Apesar do cenário, o levantamento identificou que em áreas mais distantes do ponto de rompimento da barragem, espécies nativas voltaram a ser encontradas. O fenômeno é atribuído à influência de rios afluentes que se mantiveram preservados e funcionaram como refúgios para a fauna aquática, permitindo que os peixes locais recolonizassem gradualmente trechos do rio principal à medida que a qualidade da água melhora.

O professor destaca que rios como o Santo Antônio, o Manhuaçu e o Piranga foram fundamentais para evitar perdas ainda maiores. Essas áreas mantiveram populações de peixes nativos que, aos poucos, voltam a ocupar a calha principal do Rio Doce. A continuidade das ações de recuperação ambiental é vista como determinante para acelerar esse processo de restauração ecológica na região.

Entre as medidas consideradas essenciais para a recuperação estão o tratamento de esgoto lançado nos rios, a remoção dos rejeitos remanescentes e a recuperação da vegetação nas margens. O pesquisador lembra que o Rio Doce já enfrentava problemas ambientais antes do desastre de 2015, como desmatamento e poluição, cenário que foi agravado pelo rompimento da barragem de Fundão.

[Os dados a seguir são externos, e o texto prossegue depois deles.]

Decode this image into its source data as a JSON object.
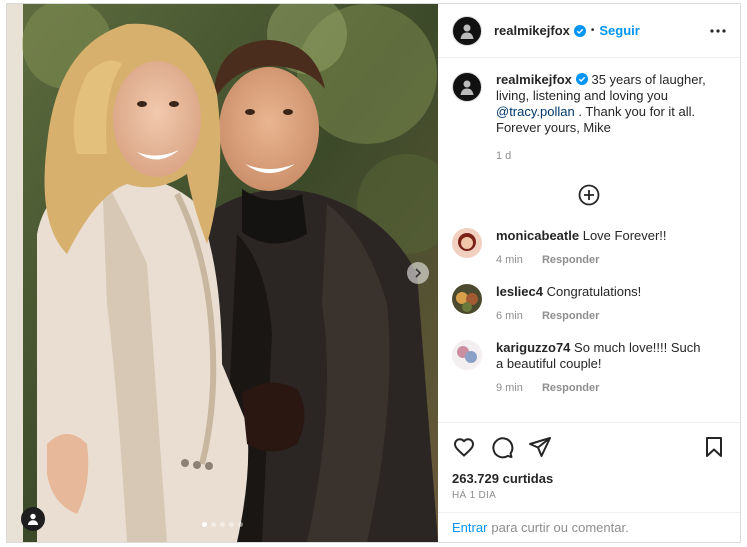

Publicação e contexto do desastre

As conclusões da pesquisa fazem parte do livro “Recuperação Ambiental da Bacia do Rio Doce: Contribuições da Ciência Após Dez Anos do Rompimento da Barragem de Fundão”. A obra, com lançamento previsto para setembro, reúne estudos sobre os efeitos ambientais do desastre e os desafios para a restauração de um dos principais rios de Minas Gerais e do país.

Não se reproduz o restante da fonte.